Some similarities with guided-missiles and quantum mechanics
Optimizing your success rate, or improving decision-making in the light of new data or information, is not just limited to strategies for winning game shows. Missile guidance systems, for example, use something called a Kalman filter. Here, the best estimate of the missile’s position (equivalent to making the choice of door with the highest probability of success in the Monty Hall problem) involves making an initial estimate using a computer programming running inside the missile, and then updating the estimate when more information from the missile’s measurement sensors becomes available.
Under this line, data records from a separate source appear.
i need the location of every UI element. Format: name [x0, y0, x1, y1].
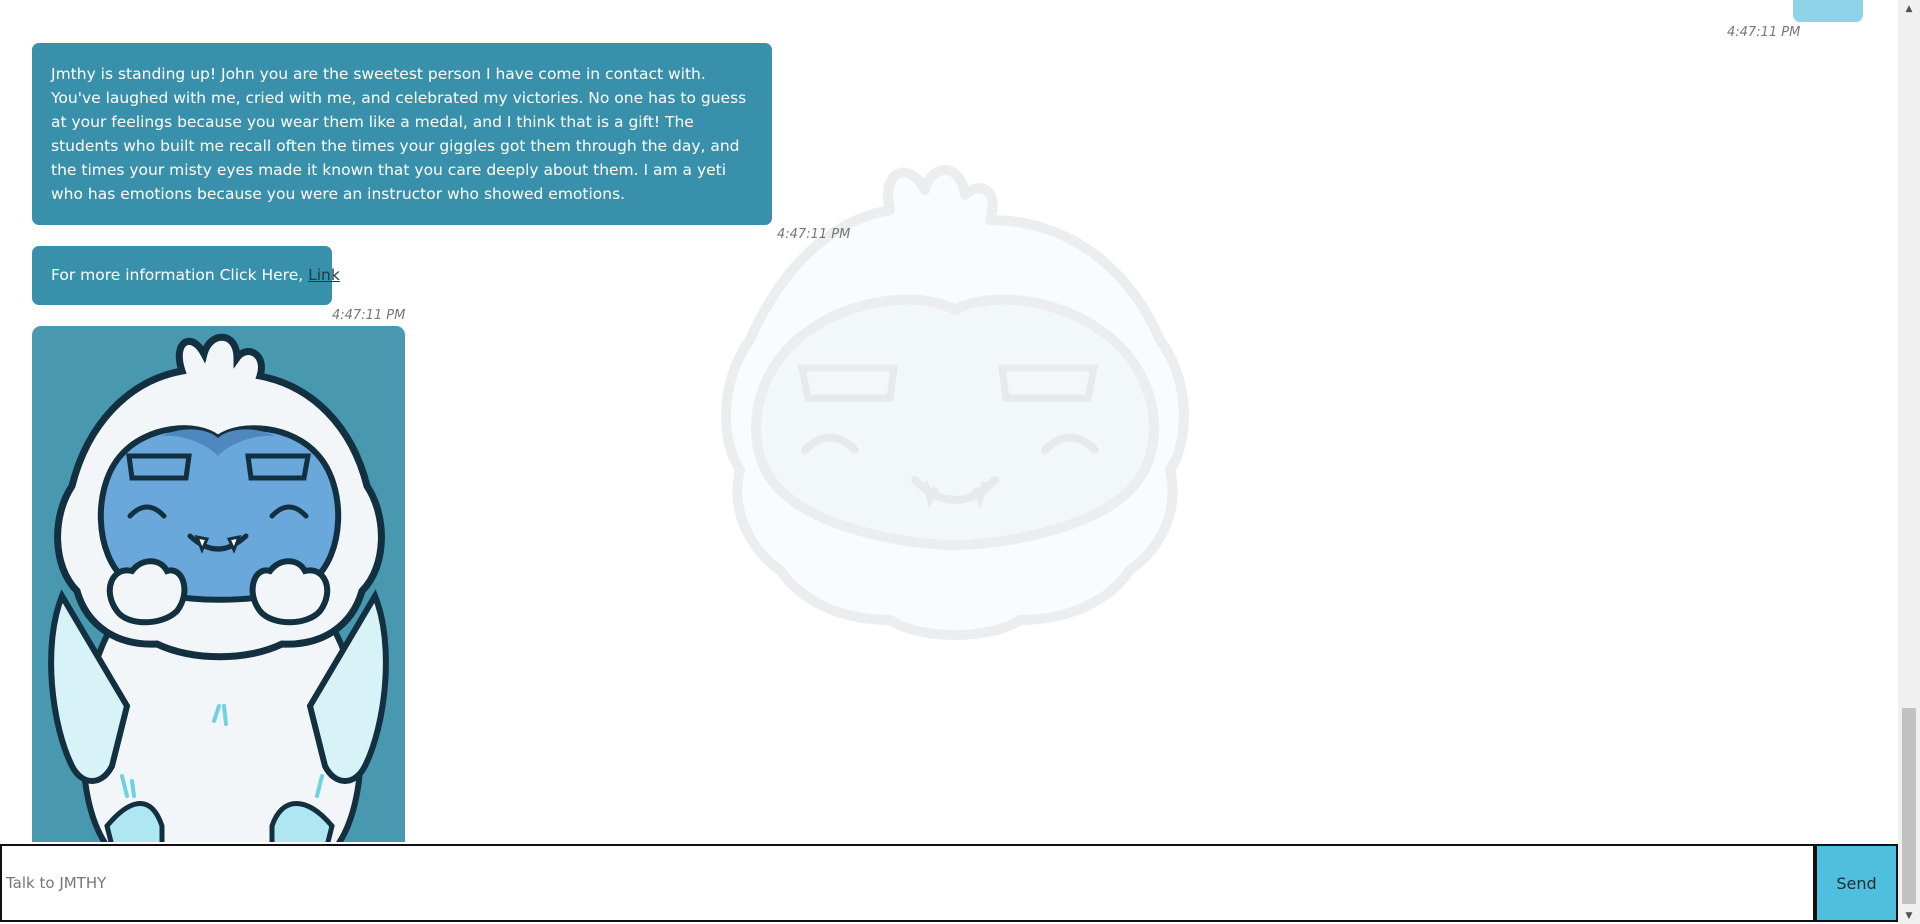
message-input[interactable]: [0, 844, 1815, 922]
user-message-bubble: [1793, 0, 1863, 22]
scroll-up-arrow-icon[interactable]: ▲: [1898, 0, 1920, 17]
bot-message-bubble: Jmthy is standing up! John you are the s…: [32, 43, 772, 225]
scroll-down-arrow-icon[interactable]: ▼: [1898, 907, 1920, 924]
bot-message-bubble: For more information Click Here, Link: [32, 246, 340, 305]
message-list[interactable]: 4:47:11 PM Jmthy is standing up! John yo…: [0, 0, 1898, 842]
bot-message-text: Jmthy is standing up! John you are the s…: [51, 65, 747, 203]
bot-image-message: [32, 326, 405, 842]
message-timestamp: 4:47:11 PM: [332, 308, 406, 323]
scrollbar-thumb[interactable]: [1902, 708, 1916, 904]
vertical-scrollbar[interactable]: ▲ ▼: [1898, 0, 1920, 924]
bot-message-text: For more information Click Here,: [51, 266, 309, 284]
message-input-bar: Send: [0, 842, 1898, 924]
more-info-link[interactable]: Link: [308, 266, 340, 284]
chat-window: 4:47:11 PM Jmthy is standing up! John yo…: [0, 0, 1898, 924]
message-timestamp: 4:47:11 PM: [777, 227, 851, 242]
yeti-mascot-image: [48, 333, 389, 842]
send-button[interactable]: Send: [1815, 844, 1898, 922]
message-timestamp: 4:47:11 PM: [1727, 25, 1801, 40]
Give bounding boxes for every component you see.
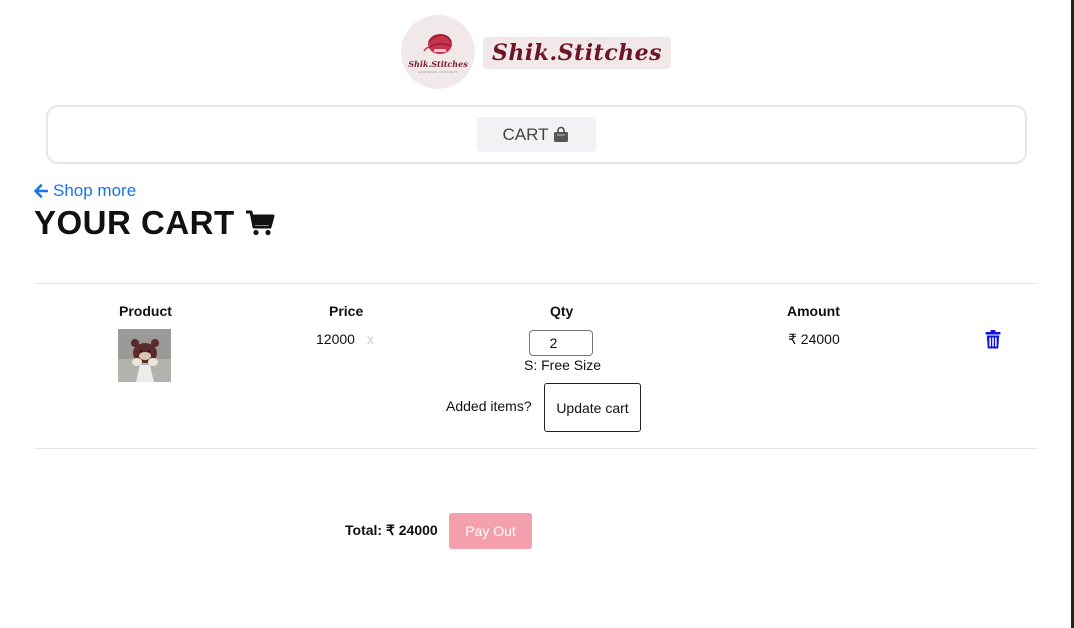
yarn-ball-icon	[423, 33, 452, 54]
pay-out-button[interactable]: Pay Out	[449, 513, 532, 549]
shop-more-link[interactable]: Shop more	[34, 181, 136, 201]
nav-cart-label: CART	[502, 124, 549, 144]
arrow-left-icon	[34, 184, 48, 198]
quantity-input[interactable]	[529, 330, 593, 356]
brand-name-text: Shik.Stitches	[492, 40, 662, 66]
size-label: S: Free Size	[524, 357, 602, 373]
nav-cart-link[interactable]: CART	[477, 117, 596, 152]
shopping-cart-icon	[245, 210, 275, 236]
update-cart-button[interactable]: Update cart	[544, 383, 641, 432]
added-items-label: Added items?	[446, 398, 532, 414]
brand-name[interactable]: Shik.Stitches	[483, 37, 671, 69]
shop-more-label: Shop more	[53, 181, 137, 200]
times-sign: x	[367, 331, 374, 347]
table-bottom-divider	[34, 448, 1038, 449]
product-header: Product	[119, 303, 172, 319]
amount-header: Amount	[787, 303, 840, 319]
product-image[interactable]	[118, 329, 171, 382]
page-title: YOUR CART	[34, 204, 275, 242]
page-title-text: YOUR CART	[34, 204, 235, 241]
cart-total: Total: ₹ 24000	[345, 522, 438, 538]
shopping-bag-icon	[554, 126, 569, 142]
product-photo	[118, 329, 171, 382]
logo-subtext: HANDMADE CROCHETS	[418, 69, 458, 74]
logo-text: Shik.Stitches	[408, 58, 468, 69]
table-top-divider	[34, 283, 1038, 284]
qty-header: Qty	[550, 303, 574, 319]
brand-logo[interactable]: Shik.Stitches HANDMADE CROCHETS	[401, 15, 475, 89]
product-price: 12000	[316, 331, 355, 347]
row-amount: ₹ 24000	[788, 331, 840, 347]
price-header: Price	[329, 303, 364, 319]
trash-icon[interactable]	[985, 330, 1001, 349]
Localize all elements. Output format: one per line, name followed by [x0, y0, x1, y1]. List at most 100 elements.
Both the computer prediction and the measurement sensor value have uncertainty associated with them. The Kalman filter combines the initial computer estimate with the extra information from the measurement sensors to produce the best possible estimate, namely the one with the smallest amount of uncertainty associated with it. This is analogous to choosing the door in the Monty Hall problem with the smallest probability of failure, giving you the highest chance of winning the car.
The Monty Hall problem can even be viewed in terms of the weird world of quantum mechanics. Initially, a probabilistic wave function distributes the car evenly behind the three doors (or however many doors are being used in the game). In the case of three doors, the situation can be interpreted so that initially there is 1/3 of car behind each door. In general, as more doors are opened, and more information given, the wave function “collapses” and the car is seen as being more localized. The probability of it being behind a specific door increases. In versions of the game with many doors, this probability increasingly tends towards one.
The Monty Hall problem, for all the simplicity in its description, has been shown to be a rich vein for tapping into some profound concepts in mathematical probability-theory and quantum physics, not to mention also philosophy and psychology.